La settima arte ha raddrizzato il periscopio negli anni Ottanta. Concluso il ciclo del capitalismo fordista, si affacciavano la finanza e la scomposizione della proprietà. “Wall Street” (1987) di Oliver Stone è un assaggio di una prosopopea che trova declinazioni nella commedia e nella drammaturgia. Dalla parte dei lavoratori umili, il cineasta britannico Ken Loach è quello che ha accompagnato le trasformazioni del lavoro e la perdita di coscienza collettiva, o di categoria. Da “Riff-Raff” (1991) a “Sorry We Missed You” (2019) – dove ha rappresentato la vita di un corriere che consegna pacchi – è stato un testimone indiretto della dissolvenza del lavoro, pur avendo i suoi film la finalità di riaffermarlo. Ne “I lunedì al sole” (2002) Fernando Léon de Aranoa affrontava, invece, la crisi dei cantieri navali di Vigo, in Spagna, e lo sfarinamento di un gruppo di disoccupati. La fine di un’epoca e di un modello molto materiale, e dunque tangibile.
In tempi più recenti i film dedicati al lavoro si sono rarefatti. Qualcuno si rifà a storie e ambientazioni del passato come se ci fosse l’impossibilità di estrarre dalla realtà l’apice di un filo con cui costruire una nuova storia rappresentativa. Salvo episodi sporadici legati a singoli fenomeni, il lavoro non suscita più interesse. Ad essere onesti non si osservano più nemmeno manifestazioni significative. La massa si è dispersa in mille rivoli. La fabbrica, che è stata il grande luogo dell’ambivalenza tra emancipazione e sfruttamento, non ha più un peso specifico.
Se il mondo del lavoro fosse un quadro avrebbe protagonisti, colori e paesaggi completamenti diversi. Persino la precarietà, che è stata l’ultima contrapposizione politica per garantire – si diceva – dinamismo al sistema, è caduta in disgrazia. La flessibilità? Pure. Poi, certamente, nella minore conflittualità o interesse si può intravedere anche un miglioramento, in alcuni casi, di situazioni pregresse. Ma non è la ragione del cambiamento.
Il lavoro è diventato molteplice e così la sua organizzazione. Difficile da rappresentare, nelle sue istanze talvolta effimere, dai sindacati.

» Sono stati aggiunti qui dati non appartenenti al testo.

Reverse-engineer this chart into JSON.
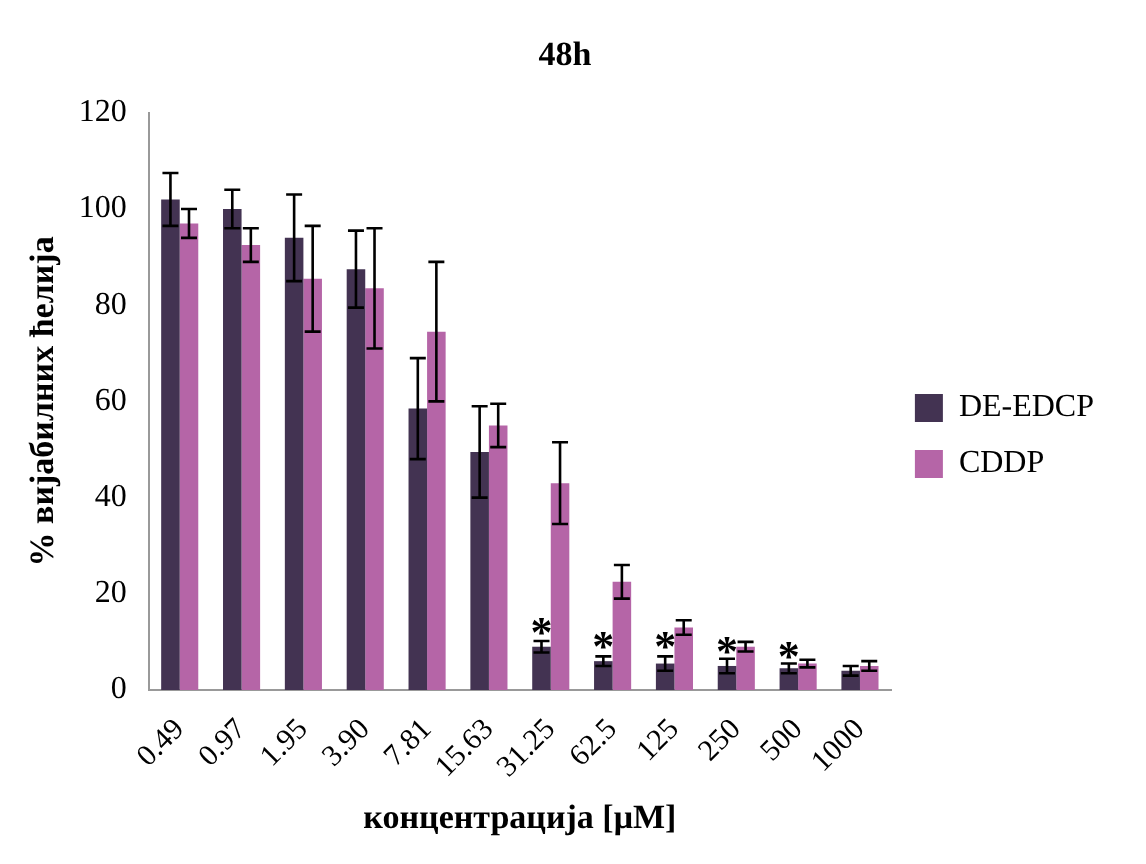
{
  "chart_data": {
    "type": "bar",
    "title": "48h",
    "xlabel": "концентрација [μM]",
    "ylabel": "% вијабилних ћелија",
    "categories": [
      "0.49",
      "0.97",
      "1.95",
      "3.90",
      "7.81",
      "15.63",
      "31.25",
      "62.5",
      "125",
      "250",
      "500",
      "1000"
    ],
    "series": [
      {
        "name": "DE-EDCP",
        "color": "#433352",
        "values": [
          102,
          100,
          94,
          87.5,
          58.5,
          49.5,
          9,
          6,
          5.5,
          5,
          4.5,
          4
        ],
        "errors": [
          5.5,
          4,
          9,
          8,
          10.5,
          9.5,
          1.2,
          1,
          1.5,
          1.5,
          1,
          1
        ]
      },
      {
        "name": "CDDP",
        "color": "#b565a7",
        "values": [
          97,
          92.5,
          85.5,
          83.5,
          74.5,
          55,
          43,
          22.5,
          13,
          9,
          5.5,
          5
        ],
        "errors": [
          3,
          3.5,
          11,
          12.5,
          14.5,
          4.5,
          8.5,
          3.5,
          1.5,
          1,
          0.8,
          1
        ]
      }
    ],
    "ylim": [
      0,
      120
    ],
    "yticks": [
      0,
      20,
      40,
      60,
      80,
      100,
      120
    ],
    "grid": false,
    "legend": "right",
    "annotations": [
      {
        "text": "*",
        "x": "31.25",
        "y": 13
      },
      {
        "text": "*",
        "x": "62.5",
        "y": 10
      },
      {
        "text": "*",
        "x": "125",
        "y": 10
      },
      {
        "text": "*",
        "x": "250",
        "y": 9
      },
      {
        "text": "*",
        "x": "500",
        "y": 8
      }
    ]
  }
}
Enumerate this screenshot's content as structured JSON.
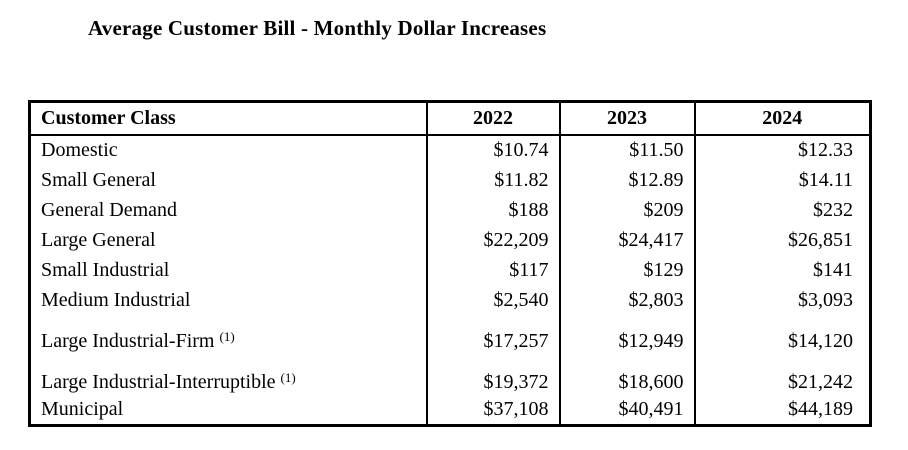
{
  "page": {
    "title": "Average Customer Bill - Monthly Dollar Increases",
    "text_color": "#000000",
    "background_color": "#ffffff",
    "border_color": "#000000"
  },
  "table": {
    "columns": [
      "Customer Class",
      "2022",
      "2023",
      "2024"
    ],
    "rows": [
      {
        "label": "Domestic",
        "sup": "",
        "values": [
          "$10.74",
          "$11.50",
          "$12.33"
        ]
      },
      {
        "label": "Small General",
        "sup": "",
        "values": [
          "$11.82",
          "$12.89",
          "$14.11"
        ]
      },
      {
        "label": "General Demand",
        "sup": "",
        "values": [
          "$188",
          "$209",
          "$232"
        ]
      },
      {
        "label": "Large General",
        "sup": "",
        "values": [
          "$22,209",
          "$24,417",
          "$26,851"
        ]
      },
      {
        "label": "Small Industrial",
        "sup": "",
        "values": [
          "$117",
          "$129",
          "$141"
        ]
      },
      {
        "label": "Medium Industrial",
        "sup": "",
        "values": [
          "$2,540",
          "$2,803",
          "$3,093"
        ]
      },
      {
        "label": "Large Industrial-Firm",
        "sup": "(1)",
        "values": [
          "$17,257",
          "$12,949",
          "$14,120"
        ]
      },
      {
        "label": "Large Industrial-Interruptible",
        "sup": "(1)",
        "values": [
          "$19,372",
          "$18,600",
          "$21,242"
        ]
      },
      {
        "label": "Municipal",
        "sup": "",
        "values": [
          "$37,108",
          "$40,491",
          "$44,189"
        ]
      }
    ]
  }
}
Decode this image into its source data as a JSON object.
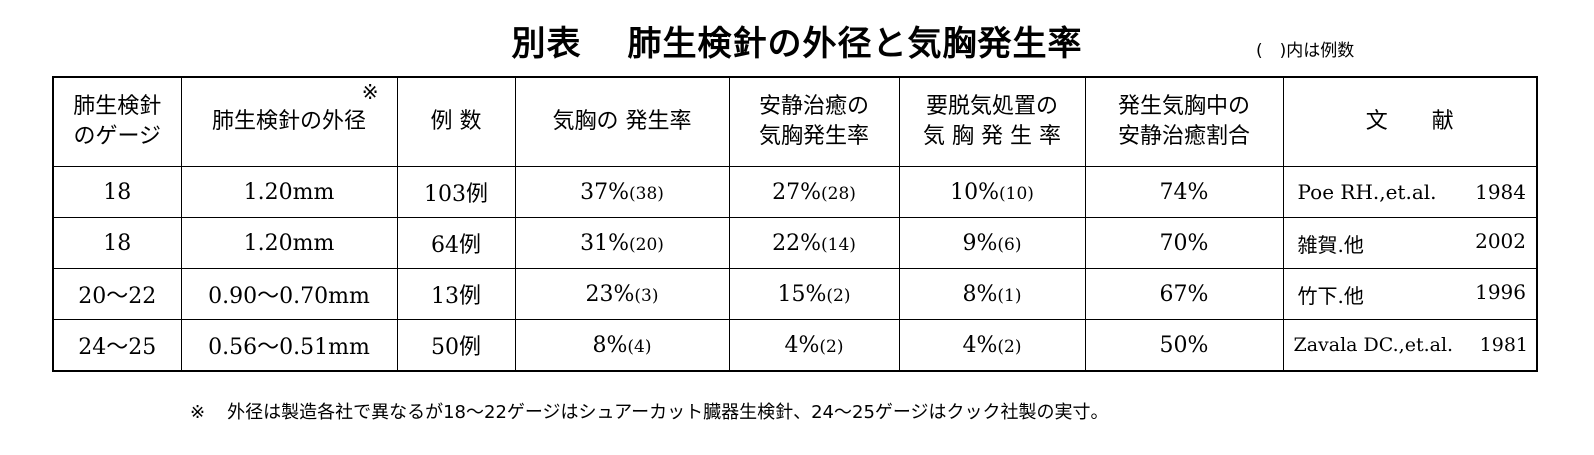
{
  "title": {
    "prefix": "別表",
    "main": "肺生検針の外径と気胸発生率"
  },
  "note": "(　)内は例数",
  "table": {
    "headers": [
      "肺生検針\nのゲージ",
      "肺生検針の外径",
      "例 数",
      "気胸の 発生率",
      "安静治癒の\n気胸発生率",
      "要脱気処置の\n気 胸 発 生 率",
      "発生気胸中の\n安静治癒割合",
      "文　　献"
    ],
    "header_mark": "※",
    "rows": [
      {
        "gauge": "18",
        "diameter": "1.20mm",
        "cases": "103例",
        "ptx": "37%",
        "ptx_n": "(38)",
        "rest": "27%",
        "rest_n": "(28)",
        "drain": "10%",
        "drain_n": "(10)",
        "ratio": "74%",
        "ref_author": "Poe RH.,et.al.",
        "ref_year": "1984"
      },
      {
        "gauge": "18",
        "diameter": "1.20mm",
        "cases": "64例",
        "ptx": "31%",
        "ptx_n": "(20)",
        "rest": "22%",
        "rest_n": "(14)",
        "drain": "9%",
        "drain_n": "(6)",
        "ratio": "70%",
        "ref_author": "雑賀.他",
        "ref_year": "2002"
      },
      {
        "gauge": "20〜22",
        "diameter": "0.90〜0.70mm",
        "cases": "13例",
        "ptx": "23%",
        "ptx_n": "(3)",
        "rest": "15%",
        "rest_n": "(2)",
        "drain": "8%",
        "drain_n": "(1)",
        "ratio": "67%",
        "ref_author": "竹下.他",
        "ref_year": "1996"
      },
      {
        "gauge": "24〜25",
        "diameter": "0.56〜0.51mm",
        "cases": "50例",
        "ptx": "8%",
        "ptx_n": "(4)",
        "rest": "4%",
        "rest_n": "(2)",
        "drain": "4%",
        "drain_n": "(2)",
        "ratio": "50%",
        "ref_author": "Zavala DC.,et.al.",
        "ref_year": "1981"
      }
    ]
  },
  "footer": {
    "mark": "※",
    "text": "外径は製造各社で異なるが18〜22ゲージはシュアーカット臓器生検針、24〜25ゲージはクック社製の実寸。"
  }
}
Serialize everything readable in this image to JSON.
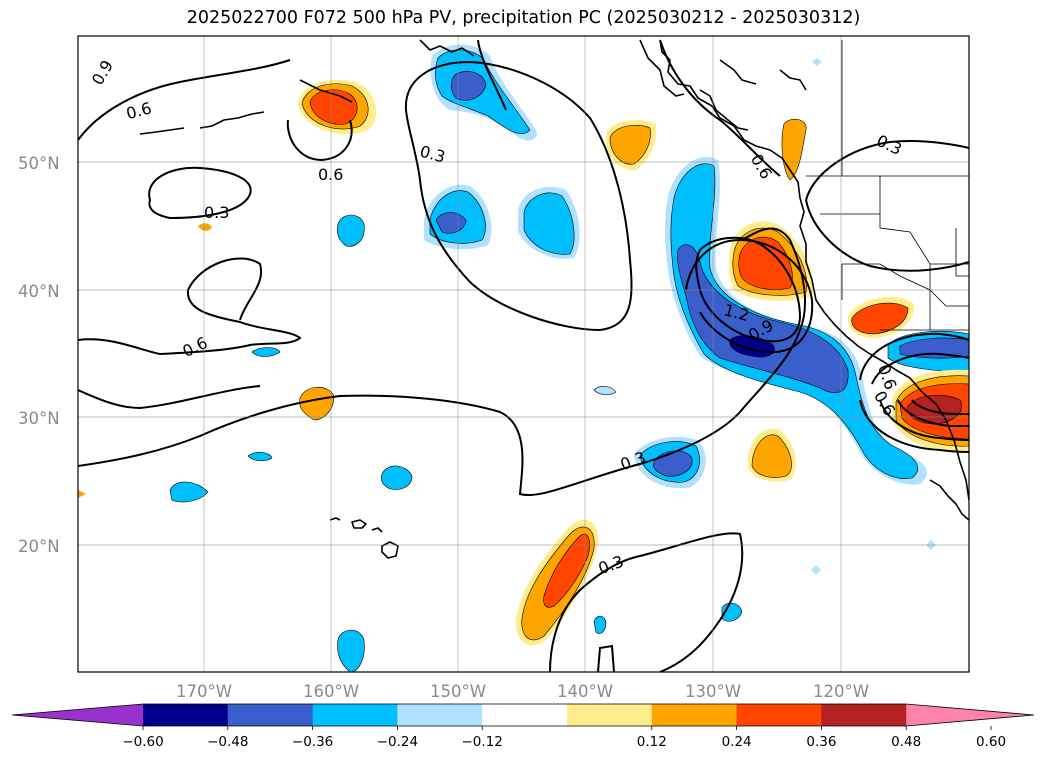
{
  "title": "2025022700 F072 500 hPa PV, precipitation PC (2025030212 - 2025030312)",
  "map": {
    "lat_labels": [
      "50°N",
      "40°N",
      "30°N",
      "20°N"
    ],
    "lon_labels": [
      "170°W",
      "160°W",
      "150°W",
      "140°W",
      "130°W",
      "120°W"
    ],
    "contour_labels": [
      "0.9",
      "0.6",
      "0.6",
      "0.3",
      "0.3",
      "0.6",
      "0.3",
      "1.2",
      "0.9",
      "0.6",
      "0.6",
      "0.3",
      "0.3",
      "0.6"
    ]
  },
  "colorbar": {
    "colors": [
      "#9932cc",
      "#00008b",
      "#3a5fcd",
      "#00bfff",
      "#b0e2ff",
      "#ffffff",
      "#ffec8b",
      "#ffa500",
      "#ff4500",
      "#b22222",
      "#ff82ab"
    ],
    "ticks": [
      "−0.60",
      "−0.48",
      "−0.36",
      "−0.24",
      "−0.12",
      "0.12",
      "0.24",
      "0.36",
      "0.48",
      "0.60"
    ]
  }
}
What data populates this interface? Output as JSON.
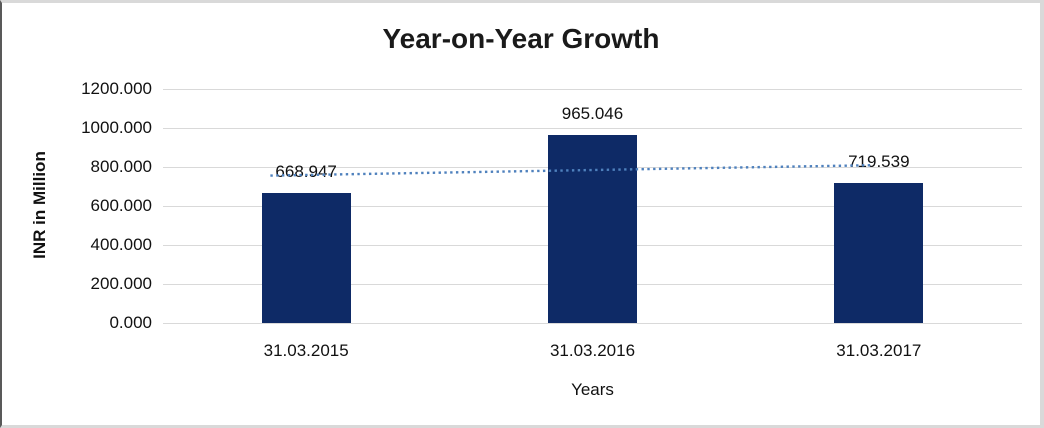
{
  "chart_data": {
    "type": "bar",
    "title": "Year-on-Year Growth",
    "categories": [
      "31.03.2015",
      "31.03.2016",
      "31.03.2017"
    ],
    "values": [
      668.947,
      965.046,
      719.539
    ],
    "value_labels": [
      "668.947",
      "965.046",
      "719.539"
    ],
    "xlabel": "Years",
    "ylabel": "INR in Million",
    "ylim": [
      0,
      1200
    ],
    "ytick_step": 200,
    "yticks": [
      "0.000",
      "200.000",
      "400.000",
      "600.000",
      "800.000",
      "1000.000",
      "1200.000"
    ],
    "grid": true,
    "legend_position": "none",
    "bar_color": "#0e2a66",
    "gridline_color": "#d9d9d9",
    "text_color": "#1a1a1a",
    "trendline": {
      "type": "linear",
      "style": "dotted",
      "color": "#4f81bd"
    }
  }
}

E poi si afferma una nuova cultura che – spiega bene il giuslavorista Riccardo Salomone, presidente dell’Agenzia del Lavoro – non valuta più il lavoro come il crocevia in cui si decide il destino di una vita. Diventa una variabile.
Sarebbe importante, invece, che di lavoro e impresa si parlasse con più cognizione e continuità, che si favorissero quei percorsi rimasti inerti (l’occupazione femminile e giovanile in primis), che si riprendesse in mano la tela della rappresentazione e che si costruissero percorsi dove valorizzare elementi storicamente in conflitto. Ri-umanizzare il lavoro, riaffermarlo attraverso le sue biografie, nuovi concetti e organizzazioni, è anche un modo per fare sì che non resti solo un elemento di sottrazione in un mondo che cambia. Perché per quanto destrutturato o assopito, rimane un tema spesso essenziale della vita da dove transitano marginalità e centralità, innovazioni e sopravvivenze, culture e disvalori.